Piano nazionale vaccini. Tutto rinviato al 5 novembre. Venturi: “Nulla da dire sui contenuti, ma alle Regioni costa 300 mln in più. Eventuali sanzioni ai medici spetterebbero agli Ordini”

Piano nazionale vaccini. Tutto rinviato al 5 novembre. Venturi: “Nulla da dire sui contenuti, ma alle Regioni costa 300 mln in più. Eventuali sanzioni ai medici spetterebbero agli Ordini”

Piano nazionale vaccini. Tutto rinviato al 5 novembre. Venturi: “Nulla da dire sui contenuti, ma alle Regioni costa 300 mln in più. Eventuali sanzioni ai medici spetterebbero agli Ordini”
L’esame del Piano è stato rinviato alla luce delle considerazioni sulle risorse complessive per la sanità decise dalla Stabilità sulle quali le Regioni si confronteranno nei prossimi giorni.

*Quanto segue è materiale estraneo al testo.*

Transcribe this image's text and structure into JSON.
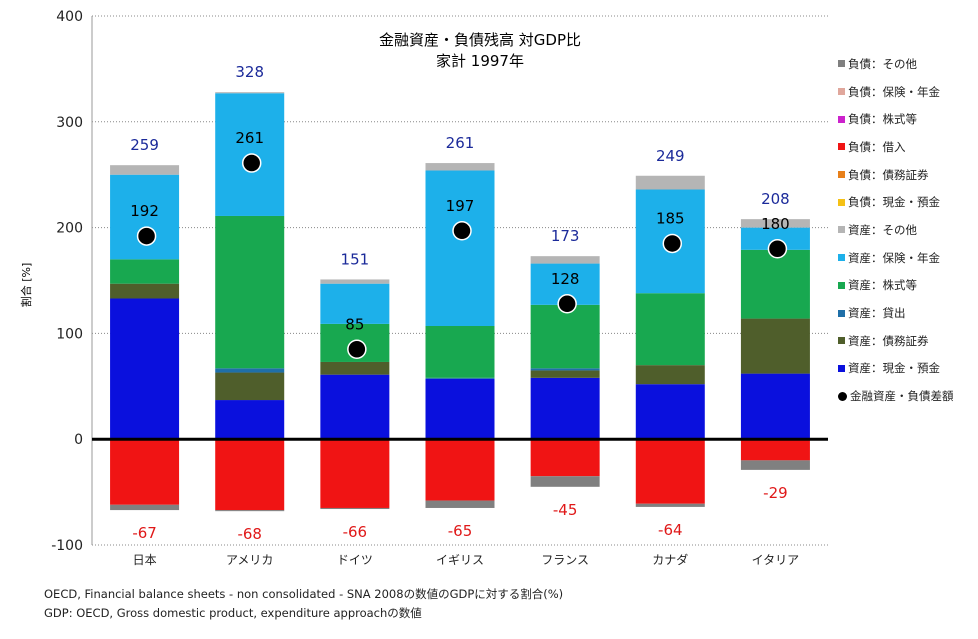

Ma per il Coordinatore della Commissione salute delle Regioni bisogna affrontare rapidamente il tema dell’obbligatorietà delle vaccinazioni per i bambini o si rischia “di rivedere malattie ormai scomparse”

Per il varo del Piano nazionale vaccini, atteso per oggi, bisognerà aspettare la Conferenza Stato Regioni del 5 novembre, sempre se non ci saranno soprese legate a quanto verrà deciso nelle prossime ore sulla Stabilità. Il Piano vaccinale pesa, infatti, per l’arrivo sulla scena di nuove offerte vaccinali, 300 milioni in più rispetto al precedente, che ne valeva circa 200. In totale 500 milioni di euro per assicurare le vaccinazioni alla popolazione. Ma sul un punto non ci sono incertezze: i contenuti del Piano non si discutono.

A parlarne Sergio Venturi, coordinatore della Commissione Salute delle Regioni che, a margine della Conferenza di questa mattina, ha detto la sua anche sul tema sanzioni a carico dei medici. Sanzioni, ha ricordato, mai inserite nel testo del Piano: “La competenza deve essere dei singoli Ordini dei medici, non del Governo e delle Regioni” ha spiegato Venturi intervenedo anche sull’obbligatorietà delle vaccinazioni per l’iscrizione a scuola “la questione dovrà essere affrontata, in quanto non si può far finta che non esista. Lo deciderà il Parlamento e spero rapidamente.  Dobbiamo risalire la china, se non recuperiamo il calo vaccinale rischiamo di rivedere malattie che non vedevamo più nei bambini”.
Ma veniamo al rivio del varo del Piano nazionale vaccini atteso per la Conferenza Stato Regioni di oggi. “Il ministro della Salute Beatrice Lorenzin e il vice presidente delle Regioni Giovanni Toti – ha spiegato Venturi – hanno convenuto di rinviare di quindici giorni l’approvazione del Piano nazionale vaccini alla luce delle considerazioni sulla Stabilità che faranno le Regioni nei prossimi due giorni. Le Regioni hanno già espresso parere positivo sul documento – ha aggiunto – ma lo vogliamo inserire nel quadro complessivo delle risorse del Fondo sanitario nazionale, anche perché il Piano pesa 300 milioni in più rispetto al precedente”. Una maggiore spesa dovuta “all'estensione perchè ci sono molti nuovi vaccini
raccomandati e se un vaccino viene raccomandato è difficile immaginare che poi il sistema non se ne faccia carico”.

“Servirebbe una norma unica nazionale, che superi la semplice raccomandazioni sulle offerte vaccinali” ha aggiunto quindi Venturi.
Il Coordinatore alla sanità è poi entrato nel merito del Provvedimento. “Il Piano è composto di una serie di elementi oggettivi che riguardano i vaccini – ha detto – a queste si aggiungono poi considerazioni etiche su come affrontare il calo delle vaccinazioni e su come possono porsi i medici verso i vaccini, perché tutti riconoscono che al di la delle leggende, i vaccini sono il primo motore dell’annientamento di alcune patologie in Europa e in gran parte del mondo. Non si può quindi discutere su questo tema, ma nel provvedimento non c’è scritto nulla sulle sanzioni a carico dei medici, né dell’obbligatorietà delle vaccinazioni per l’iscrizione a scuola. Questo perché il tema delle sanzioni non riguarda né le Regioni, né il Governo: di fronte ad un comportamento eticamente discutibile ogni medico risponde al proprio Ordine dei medici.  Per quanto concerne il tema dell’obbligatorietà delle vaccinazioni – ha concluso Venturi – come ha già detto Lorenzin, compete al Parlamento discuterne. Ma io credo che la questione vada affrontata, non possiamo fare finta che non esista. Poi come debba essere affrontato lo deciderà il Parlamento e spero rapidamente”.